Repossessing the Violin

Recently, a middle school student in a Michigan community arrived at school. She arrived early. In fact her class, an orchestra rehearsal, started at 7 am before her regular school day. She was proud, carrying her own violin!

Years ago, her school district started a pilot program for middle school orchestra – early in the morning and rehearsing at the high-school. It started with a few kids excited to learn a string instrument or to play music with their friends. The kids loved the music, the teachers were committed to the orchestra, and therefore, the kids kept coming and even brought their friends.

Promises that the program would move to a regular class-time were not fulfilled. There just was not enough money to do so – it’s Michigan.
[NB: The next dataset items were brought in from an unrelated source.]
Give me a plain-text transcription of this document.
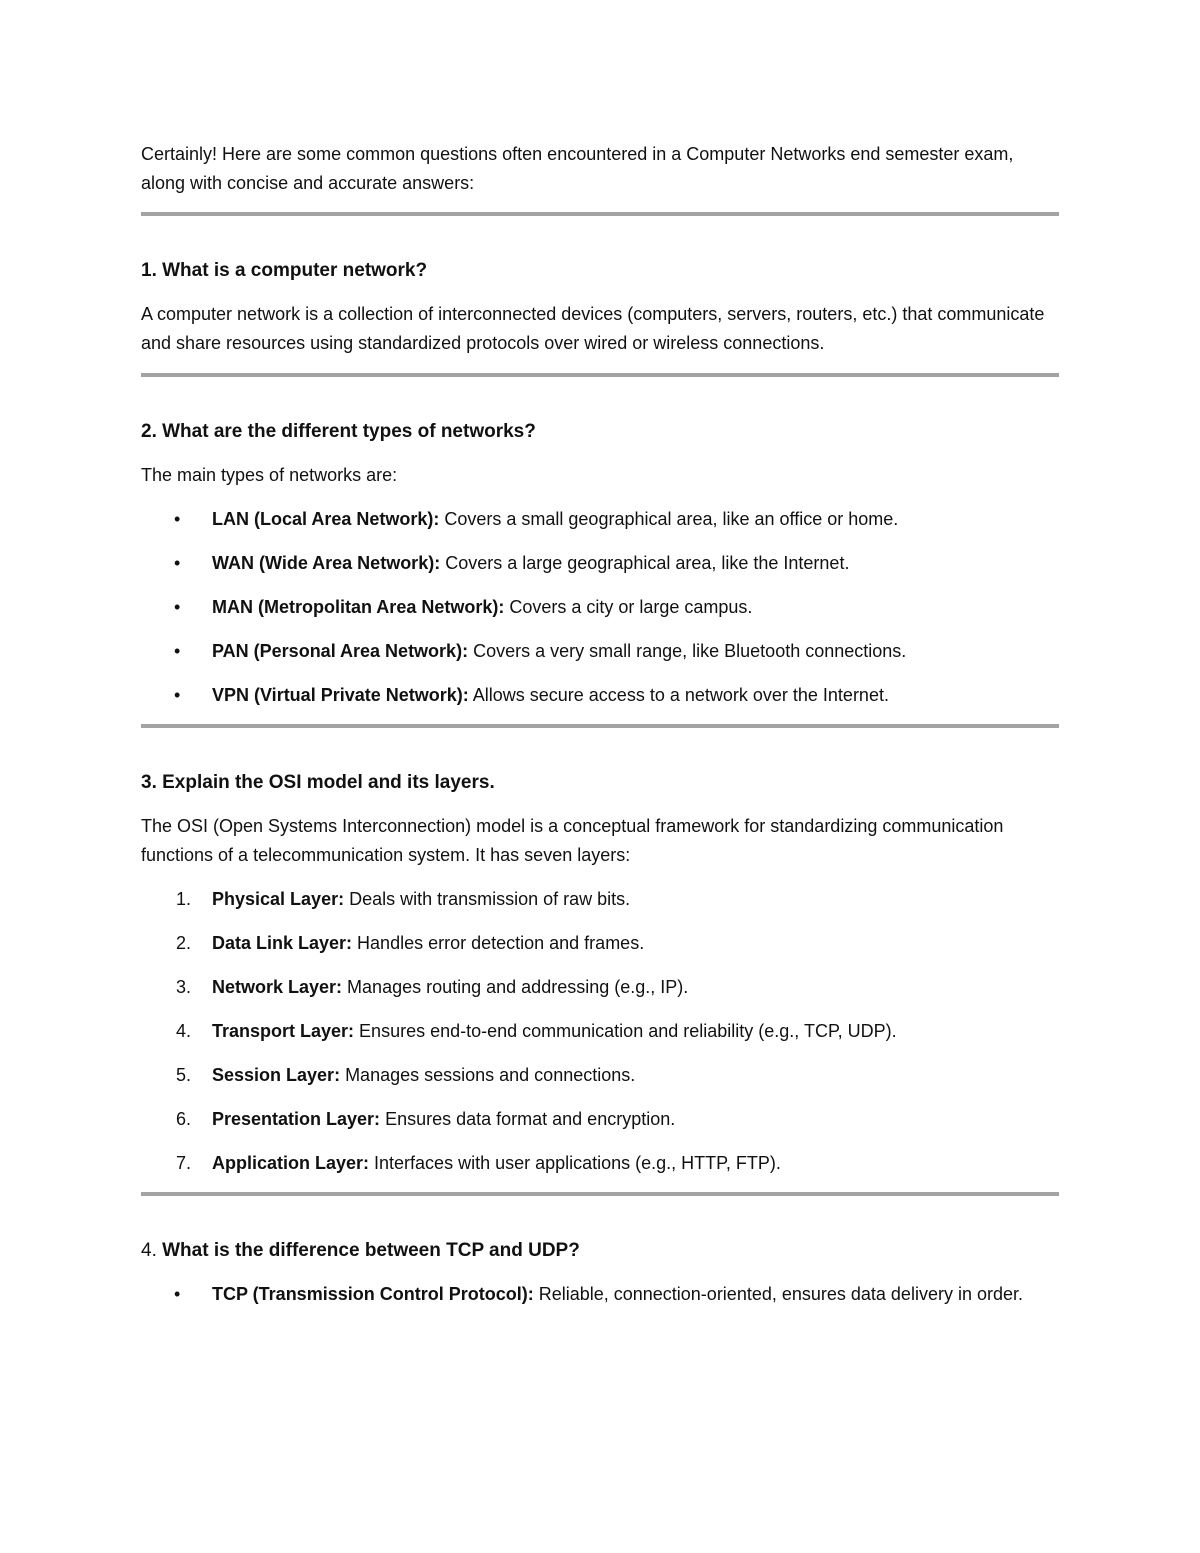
Certainly! Here are some common questions often encountered in a Computer Networks end semester exam, along with concise and accurate answers:

1. What is a computer network?

A computer network is a collection of interconnected devices (computers, servers, routers, etc.) that communicate and share resources using standardized protocols over wired or wireless connections.

2. What are the different types of networks?

The main types of networks are:

• LAN (Local Area Network): Covers a small geographical area, like an office or home.
• WAN (Wide Area Network): Covers a large geographical area, like the Internet.
• MAN (Metropolitan Area Network): Covers a city or large campus.
• PAN (Personal Area Network): Covers a very small range, like Bluetooth connections.
• VPN (Virtual Private Network): Allows secure access to a network over the Internet.
3. Explain the OSI model and its layers.

The OSI (Open Systems Interconnection) model is a conceptual framework for standardizing communication functions of a telecommunication system. It has seven layers:

1. Physical Layer: Deals with transmission of raw bits.
2. Data Link Layer: Handles error detection and frames.
3. Network Layer: Manages routing and addressing (e.g., IP).
4. Transport Layer: Ensures end-to-end communication and reliability (e.g., TCP, UDP).
5. Session Layer: Manages sessions and connections.
6. Presentation Layer: Ensures data format and encryption.
7. Application Layer: Interfaces with user applications (e.g., HTTP, FTP).
4. What is the difference between TCP and UDP?
• TCP (Transmission Control Protocol): Reliable, connection-oriented, ensures data delivery in order.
Despite that, the orchestra kept growing in size and quality despite the ungodly rehearsal time for any normal kid.

That morning, when the rehearsal was over, the girl walked out of the class-room, chatting with her friends. But she was suddenly stopped by a representative of a local music store who was waiting, poised to pull the violin out of the girl’s hands. Only because of the intervention of the teachers did this ugly scene get resolved and the girl still plays her violin.
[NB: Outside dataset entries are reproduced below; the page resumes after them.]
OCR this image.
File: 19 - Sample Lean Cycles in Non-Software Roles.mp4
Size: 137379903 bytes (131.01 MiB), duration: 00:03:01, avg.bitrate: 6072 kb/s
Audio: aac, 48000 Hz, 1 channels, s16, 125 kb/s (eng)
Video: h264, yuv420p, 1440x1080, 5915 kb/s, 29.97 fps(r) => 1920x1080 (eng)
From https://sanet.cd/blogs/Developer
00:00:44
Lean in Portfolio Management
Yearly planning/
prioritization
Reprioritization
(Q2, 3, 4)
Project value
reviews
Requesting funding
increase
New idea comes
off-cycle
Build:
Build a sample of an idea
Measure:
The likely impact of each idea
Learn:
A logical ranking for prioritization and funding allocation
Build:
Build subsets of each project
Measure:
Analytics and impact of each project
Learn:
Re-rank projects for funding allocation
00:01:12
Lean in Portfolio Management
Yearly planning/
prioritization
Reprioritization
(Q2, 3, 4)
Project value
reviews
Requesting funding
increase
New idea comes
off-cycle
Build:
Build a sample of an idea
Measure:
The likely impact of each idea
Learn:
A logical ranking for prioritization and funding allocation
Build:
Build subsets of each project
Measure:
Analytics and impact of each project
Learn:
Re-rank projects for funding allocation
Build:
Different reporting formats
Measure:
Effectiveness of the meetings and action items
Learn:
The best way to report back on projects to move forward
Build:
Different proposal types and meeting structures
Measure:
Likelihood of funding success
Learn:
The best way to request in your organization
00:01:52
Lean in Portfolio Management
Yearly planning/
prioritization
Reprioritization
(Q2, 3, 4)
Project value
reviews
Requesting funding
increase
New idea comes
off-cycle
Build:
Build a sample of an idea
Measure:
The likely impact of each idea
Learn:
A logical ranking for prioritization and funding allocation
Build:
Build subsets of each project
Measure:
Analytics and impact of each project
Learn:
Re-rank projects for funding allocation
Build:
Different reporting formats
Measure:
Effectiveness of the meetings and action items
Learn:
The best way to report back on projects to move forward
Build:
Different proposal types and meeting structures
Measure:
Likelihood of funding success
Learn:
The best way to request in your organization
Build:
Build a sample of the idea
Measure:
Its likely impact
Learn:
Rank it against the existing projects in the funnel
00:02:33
This story bothers me on many levels.

What has this world come to? Understandably, the company thinks that it is easier to pry the violin from the hand of a girl rather than her parents. But that does not make it right. What was he thinking?
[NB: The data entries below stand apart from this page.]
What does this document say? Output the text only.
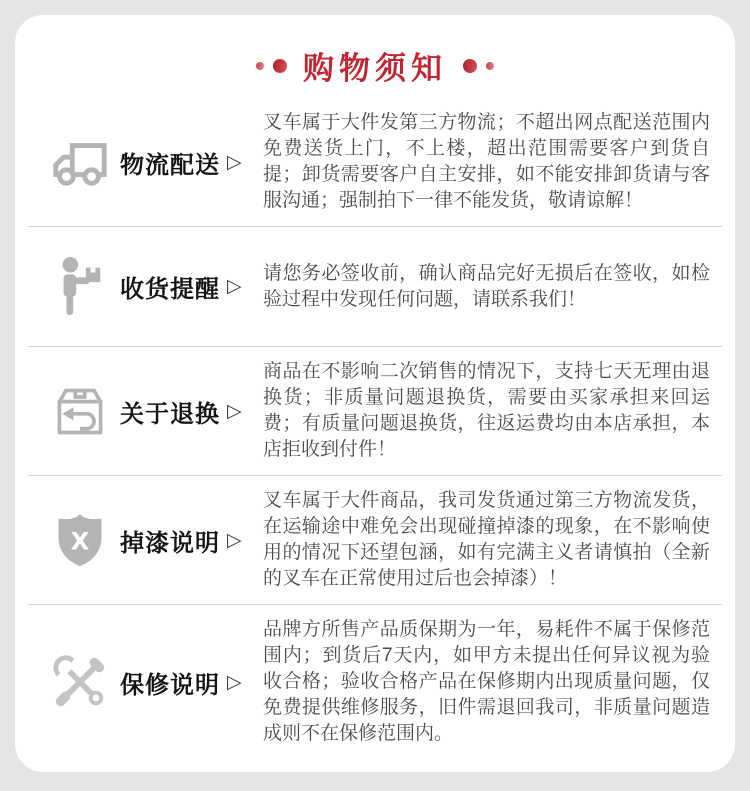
购物须知
物流配送 ▷
叉车属于大件发第三方物流；不超出网点配送范围内免费送货上门，不上楼，超出范围需要客户到货自提；卸货需要客户自主安排，如不能安排卸货请与客服沟通；强制拍下一律不能发货，敬请谅解！
收货提醒 ▷
请您务必签收前，确认商品完好无损后在签收，如检验过程中发现任何问题，请联系我们！
关于退换 ▷
商品在不影响二次销售的情况下，支持七天无理由退换货；非质量问题退换货，需要由买家承担来回运费；有质量问题退换货，往返运费均由本店承担，本店拒收到付件！
X 掉漆说明 ▷
叉车属于大件商品，我司发货通过第三方物流发货，在运输途中难免会出现碰撞掉漆的现象，在不影响使用的情况下还望包涵，如有完满主义者请慎拍（全新的叉车在正常使用过后也会掉漆）！
保修说明 ▷
品牌方所售产品质保期为一年，易耗件不属于保修范围内；到货后7天内，如甲方未提出任何异议视为验收合格；验收合格产品在保修期内出现质量问题，仅免费提供维修服务，旧件需退回我司，非质量问题造成则不在保修范围内。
Needless to say, I do feel sympathy for the music store owner who needs to collect money from people who suddenly are in economic turmoil. Fathers and mothers are losing their jobs in the thousands and decisions that made sense one year ago, such as fulfilling your girl’s dream of playing her violin, are being reconsidered. There is just not enough money to do it all. Parents are faced with questions nobody should have to answer, about priorities, and about tough choices.

But, most importantly, this story focuses our attention on one of the most disturbing consequences of our economic turn-down: the rapid death of the arts and music in our communities. I read that the Baltimore Opera recently entered Chapter 11 bankruptcy protection; orchestras and clubs around the country are struggling to survive and even the Metropolitan Opera in New York City slashed their creative programs. The most recent children’s concert of the Ann Arbor symphony was a little bit over half full – the lowest I have ever seen it.

The famous philosopher and writer Goethe said, and I am paraphrasing, that every good day of his life has some art in it! We have to live good days: we have to enjoy that movie, enjoy that concert, or enjoy that museum. The Great Depression gave birth to some of the most amazing American music. People went to listen, or to dance in order to remember what’s important about their lives. That’s what art can do!

So, why do we talk about this in a blog about entrepreneurship? Well, because art stands for creativity, and its human expression. Art is a reflection of our humanity, and the relations we have with each other and with our environment.

Today, unlike anything since the Great Depression, we need that creative spirit, the innovative energy that breaks new ground, and adds true value. I believe that we all need the arts and music, especially our kids!

The University of Michigan is in the process of opening an unprecedented set of museums and exhibits. Go see them and you will learn! Go to a concert, or even better—set one up! It’s not a matter of money; it’s a matter of will and a cool idea well implemented and executed. See, it’s just like entrepreneurship!